Overdraft and credit users could save millions as reforms proposed
In the UK, 52 million people have a personal current account, with an estimated 37% using an arranged overdraft while a quarter use an unarranged overdraft each year.
In 2016, firms made an estimated £2.3bn in revenues from overdrafts, with around 30% coming from unarranged overdrafts.
The issues identified by the Financial Conduct Authority (FCA) are the high levels of unarranged overdraft fees compared to the amount borrowed and the fact that overdraft charges are ‘highly concentrated’. A minority of consumers (1.5%) pay the majority of fees (around £450 a year), with the distribution ‘appearing potentially harmful’.
As such, the FCA is consulting on the following reforms:
- mobile alerts warning of potential overdraft charges
- stopping the inclusion of overdrafts in the term ‘available funds’
- requiring online tools to make the cost of overdrafts clearer
- introducing online tools to assess eligibility for overdrafts
- making it clear overdrafts are credit or borrowing.
These proposals could save consumers £140m a year. But the regulator added it may also consider more radical options such as banning fixed fees and ending the distinctions around unarranged overdraft prices.
Rent-to-own allows consumers to buy household goods, such as washing machines and televisions, through weekly instalments.
The FCA said the costs for the 400,000 customers can be high and in some cases, exceptionally high as it saw one case where a consumer paid over £1,500 for an electric cooker which could have been bought for less than £300.
As such, it is considering a cap on rent-to-own prices, similar to the cap introduced in the payday loan market. Further, it’s also consulting on whether to ban the sale of extended warranties at the point of sale, helping to save consumers nearly £8m a year.
Home collected credit, catalogue credit and store cards
The FCA is looking to raise the standards in disclosure and sales practices to prevent home-collected credit firms (doorstep lenders) from offering new loans or refinancing during home visits without the customers specifically requesting this.
It added that these measures are estimated to save consumers up to £34m a year.
Turning to catalogue credit and store cards, the FCA found consumers aren’t always aware that interest is charged from the date of purchase and they’re not given sufficient choice and control over credit limit increases.
As such, it wants to see these firms provide clearer explanations of the impact of costs, more information on when customers can be offered credit limit increases and when they can decline such offers, as well as offer additional help to those in persistent debt.

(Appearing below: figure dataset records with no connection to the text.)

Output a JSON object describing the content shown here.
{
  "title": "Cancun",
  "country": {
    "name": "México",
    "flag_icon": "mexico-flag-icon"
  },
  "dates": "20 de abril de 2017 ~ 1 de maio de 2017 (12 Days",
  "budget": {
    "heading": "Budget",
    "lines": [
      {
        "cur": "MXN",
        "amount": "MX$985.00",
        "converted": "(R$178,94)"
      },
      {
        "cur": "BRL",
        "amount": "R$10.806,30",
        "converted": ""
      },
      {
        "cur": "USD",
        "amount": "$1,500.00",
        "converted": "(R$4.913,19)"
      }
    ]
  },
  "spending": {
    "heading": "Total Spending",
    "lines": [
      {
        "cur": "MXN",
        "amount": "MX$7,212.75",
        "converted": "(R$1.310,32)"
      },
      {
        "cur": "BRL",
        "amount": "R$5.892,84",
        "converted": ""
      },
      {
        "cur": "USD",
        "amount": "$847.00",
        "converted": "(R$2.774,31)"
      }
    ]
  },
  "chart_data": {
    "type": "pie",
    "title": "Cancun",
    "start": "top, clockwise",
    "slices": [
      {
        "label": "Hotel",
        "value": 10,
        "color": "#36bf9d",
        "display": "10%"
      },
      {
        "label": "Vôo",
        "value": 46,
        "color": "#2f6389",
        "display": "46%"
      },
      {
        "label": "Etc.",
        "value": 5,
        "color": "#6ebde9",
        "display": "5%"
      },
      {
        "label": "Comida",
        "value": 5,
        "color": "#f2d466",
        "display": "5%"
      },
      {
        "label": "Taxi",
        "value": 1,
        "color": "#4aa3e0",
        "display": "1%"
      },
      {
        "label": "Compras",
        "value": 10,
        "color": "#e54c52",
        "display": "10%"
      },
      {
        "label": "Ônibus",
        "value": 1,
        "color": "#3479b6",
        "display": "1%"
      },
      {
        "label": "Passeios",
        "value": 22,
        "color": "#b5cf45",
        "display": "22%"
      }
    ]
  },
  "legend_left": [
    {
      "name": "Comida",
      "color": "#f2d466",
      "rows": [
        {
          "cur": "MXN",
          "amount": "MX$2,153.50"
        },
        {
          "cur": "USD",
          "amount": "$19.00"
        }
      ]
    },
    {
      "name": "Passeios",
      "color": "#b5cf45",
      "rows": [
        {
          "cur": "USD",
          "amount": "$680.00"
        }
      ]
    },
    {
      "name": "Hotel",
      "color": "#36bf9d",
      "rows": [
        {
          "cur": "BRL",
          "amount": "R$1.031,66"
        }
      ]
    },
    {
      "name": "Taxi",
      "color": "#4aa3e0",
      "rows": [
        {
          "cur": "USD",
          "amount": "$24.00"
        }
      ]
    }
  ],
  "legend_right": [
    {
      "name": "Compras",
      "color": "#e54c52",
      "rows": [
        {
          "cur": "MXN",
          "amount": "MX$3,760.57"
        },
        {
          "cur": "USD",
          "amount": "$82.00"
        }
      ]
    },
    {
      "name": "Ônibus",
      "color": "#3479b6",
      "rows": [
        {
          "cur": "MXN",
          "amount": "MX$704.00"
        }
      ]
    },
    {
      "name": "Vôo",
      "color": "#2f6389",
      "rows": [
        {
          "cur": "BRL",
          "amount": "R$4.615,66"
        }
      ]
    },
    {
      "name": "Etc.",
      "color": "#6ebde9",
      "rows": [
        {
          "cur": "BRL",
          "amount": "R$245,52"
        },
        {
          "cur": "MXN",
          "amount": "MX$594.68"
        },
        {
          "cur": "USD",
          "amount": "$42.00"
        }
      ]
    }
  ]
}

These changes are estimated they will save consumers up to £27.5m a year.
Joanna Elson OBE, chief executive of the Money Advice Trust, said the FCA’s decision to introduce a cap in the rent-to-own market is welcome – and could make a significant difference to thousands of people.
“The regulator should keep the impact of its new measures in other sectors, such as doorstep lending, under review – and be prepared to reconsider the case for further cost caps.
“Similarly, while new measures on unarranged overdrafts may go some way in addressing the problems we help people with at National Debtline – the FCA should still be prepared to intervene with its ‘backstop price cap’ if consumer detriment persists in this area. It is important that this option remains firmly on the table.”